E la riflessione sulla necessità dell’inclusione sociale di chi vive la condizione dell’Asperger solleva anche problematiche collaterali molto importanti: «C’è da considerare anche una questione “di genere” non irrilevante. A livello sociale, nell’uno per cento circa della popolazione che rientra nel quadro dell’autismo, gli uomini sono i più diagnosticati. Questo perché le loro manifestazioni sono maggiormente visibili o si scontrano con l’immagine di performance sociale che è l’aspettativa verso il genere maschile. Le donne Asperger, invece, hanno tratti di carattere più fini, riservati, introversi e sono quindi più socialmente accettabili. Le ricerche dimostrano che le ragazze introverse sono facilmente etichettate come timide e non si cerca di andare oltre. Nella loro condizione è più difficile riconoscere il quadro clinico specifico, e in tutto il mondo questo aspetto è un problema. Il Ticino non esula da questa triste realtà che implica dei rischi importanti, in particolar modo di violenze, abusi o di sviluppo di comorbidità psichiatriche».

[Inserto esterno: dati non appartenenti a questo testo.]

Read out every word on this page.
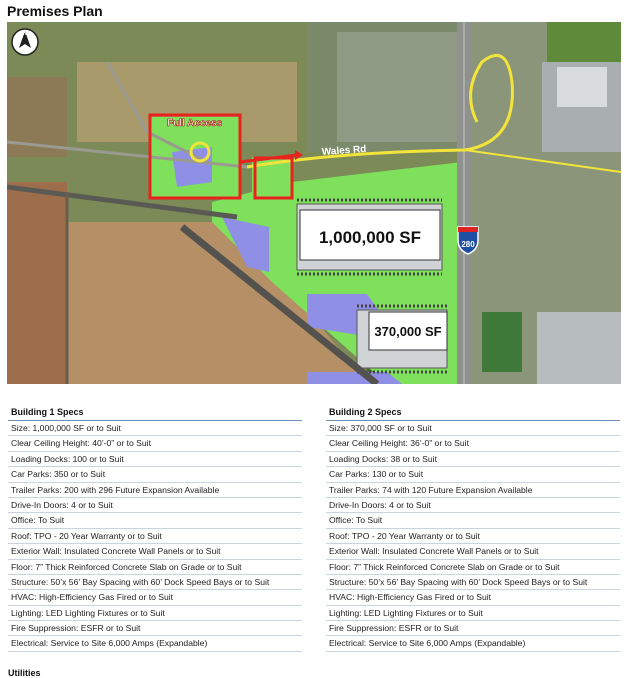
Premises Plan
N
Full Access
Wales Rd
280
1,000,000 SF
370,000 SF
Building 1 Specs
Size: 1,000,000 SF or to Suit
Clear Ceiling Height: 40’-0” or to Suit
Loading Docks: 100 or to Suit
Car Parks: 350 or to Suit
Trailer Parks: 200 with 296 Future Expansion Available
Drive-In Doors: 4 or to Suit
Office: To Suit
Roof: TPO - 20 Year Warranty or to Suit
Exterior Wall: Insulated Concrete Wall Panels or to Suit
Floor: 7” Thick Reinforced Concrete Slab on Grade or to Suit
Structure: 50’x 56’ Bay Spacing with 60’ Dock Speed Bays or to Suit
HVAC: High-Efficiency Gas Fired or to Suit
Lighting: LED Lighting Fixtures or to Suit
Fire Suppression: ESFR or to Suit
Electrical: Service to Site 6,000 Amps (Expandable)
Building 2 Specs
Size: 370,000 SF or to Suit
Clear Ceiling Height: 36’-0” or to Suit
Loading Docks: 38 or to Suit
Car Parks: 130 or to Suit
Trailer Parks: 74 with 120 Future Expansion Available
Drive-In Doors: 4 or to Suit
Office: To Suit
Roof: TPO - 20 Year Warranty or to Suit
Exterior Wall: Insulated Concrete Wall Panels or to Suit
Floor: 7” Thick Reinforced Concrete Slab on Grade or to Suit
Structure: 50’x 56’ Bay Spacing with 60’ Dock Speed Bays or to Suit
HVAC: High-Efficiency Gas Fired or to Suit
Lighting: LED Lighting Fixtures or to Suit
Fire Suppression: ESFR or to Suit
Electrical: Service to Site 6,000 Amps (Expandable)
Utilities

Per chiudere (ma non concludere) la discussione, secondo Emmanuelle Rossini il concetto chiave che deve essere mantenuto al centro dell’attenzione è proprio l’inclusione. In questo senso la definizione di Asperger come una malattia è sbagliata perché è fuorviante. Ogni persona deve poter funzionare in modo consono al suo modo di essere. «Per valutare ogni situazione è importante sempre chiedere all’altro, inteso come persona e famiglia, “ma tu come stai?”. Partendo da questa risposta, unica, è possibile definire il modo di intervento, senza schemi preconcetti, né etichette precostituite. Perché dobbiamo ricordarci che non è la persona a portare un handicap, ma è la società e i contesti di vita che la mettono, o meno, in situazione di handicap».